Maternal and perinatal death audits in all health facilities

Maternal death reviews in 32 referral hospitals in Mali and Senegal, coupled with training and certification of skilled personnel, had a significant, positive effect on ANC and IPC’s quality across the continuum [62]. Confidential, no-blame perinatal and maternal death audits in rural Bangladesh improved the equity for poor women in receiving life-saving maternal healthcare services along the SRMNH care continuum [50]. A systematic review of effective non-drug interventions for improving outcomes and quality of maternal healthcare in SSA also found that facility-based clinical audits and maternal death reviews supported by demand and supply-side financial incentives, health systems strengthening interventions, community mobilization and peer-based programs, and task shifting directly or indirectly improved quality of maternal healthcare and morbidity and mortality outcomes in SSA [69].

Involving skilled and lay personnel in primary care

In primary care, HRH interventions involving both skilled and lay personnel were more effective than those involving either skilled or lay personnel alone on improving quality or health outcomes [39, 40, 47,48,49, 55, 61]. A systematic review that focused on IPC found that increasing the use of skilled personnel where TBAs are providers of birth care suggested that deploying midwives closer to communities, financial incentives for providers and users, mobilizing the community, and partnering with TBAs decreased maternal mortality [70].

Comprehensive HRH interventions targeting different components of the healthcare system

There is no single effective HRH intervention: ≥ 4 comprehensive HRH interventions had a more positive effect on quality SRMNH care continuum and/or health outcomes than those studies with fewer HRH interventions [39, 41, 45, 47,48,49,50, 52, 55, 57,58,59, 62], suggesting a cumulative effect. A systematic review from SSA also indicates that comprehensive HRH interventions implemented at the healthcare system's different components, both in the community and health facilities, improve maternal health [69].

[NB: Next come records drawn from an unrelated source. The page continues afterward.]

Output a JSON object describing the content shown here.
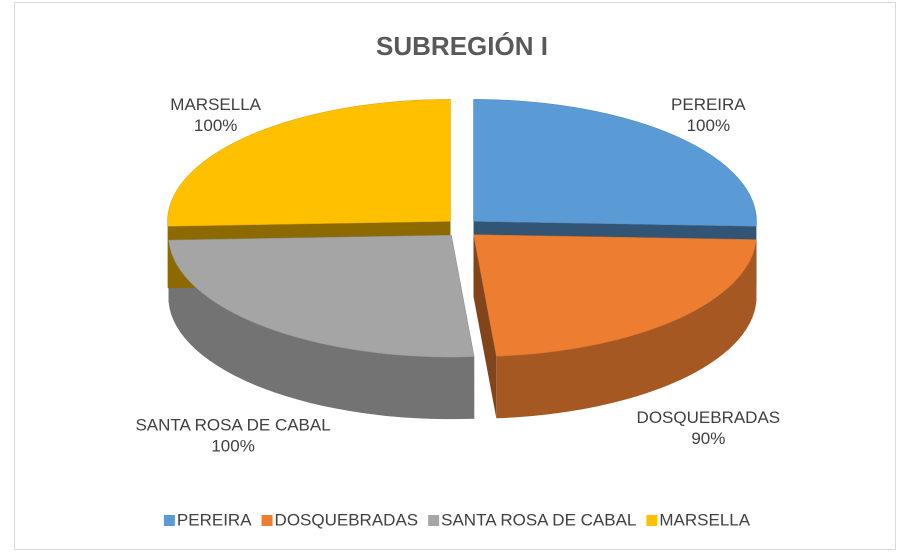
{
  "chart_data": {
    "type": "pie3d",
    "title": "SUBREGIÓN I",
    "categories": [
      "PEREIRA",
      "DOSQUEBRADAS",
      "SANTA ROSA DE CABAL",
      "MARSELLA"
    ],
    "values": [
      100,
      90,
      100,
      100
    ],
    "value_labels": [
      "100%",
      "90%",
      "100%",
      "100%"
    ],
    "colors": [
      "#5b9bd5",
      "#ed7d31",
      "#a5a5a5",
      "#ffc000"
    ],
    "legend": "bottom"
  }
}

Inclusion of PCC in the SRMNH care continuum

The PCC, any intervention to optimize a woman's health before pregnancy to improve maternal, newborn, and child health outcomes, effectively improves pregnancy outcomes: including smoking cessation; increased use of folic acid; breastfeeding; greater odds of obtaining ANC; and lower rates of neonatal mortality [71, 72]. This vital component of the SRMNH care continuum lacks our studies reviewed. This review suggests an urgent need to include PCC in the SRMNH care continuum and studies in LLMICs.

The review has several limitations. Despite the inclusion of methodologically moderate- to high-quality intervention studies retrieved from seven databases, some studies may have been missed as our search terms may not have been sufficient to retrieve them. The use of a deductive qualitative content analysis guided by the WHO-HRH action framework may have resulted in the loss of contextual nuances that may have provided insight into the processes that enabled the successful delivery of HRH interventions across the SRMNH care continuum. On the other hand, the number of studies with HRH interventions having a positive effect on SRMNH care quality across the continuum was more than those reporting negative effects, and hence there might be a potential publication bias.

Conclusions

Policy-makers in LLMICs should include respectful, woman-centred care as a key part of RBF initiatives and ensure healthcare workers' incentives are locally administered and CHWs are integrated into the healthcare system. Skills-based, regularly run, effectiveness focused, onsite, and clinical simulation and/or mobile phone-assisted in-service training of skilled personnel are needed. Besides, facility-based maternal and perinatal death audits in all health facilities, involving skilled and lay personnel, the implementation of ≥ 4 HRH interventions that target the different components of the healthcare system, and the inclusion of PCC in the SRMNH care continuum and studies are recommended.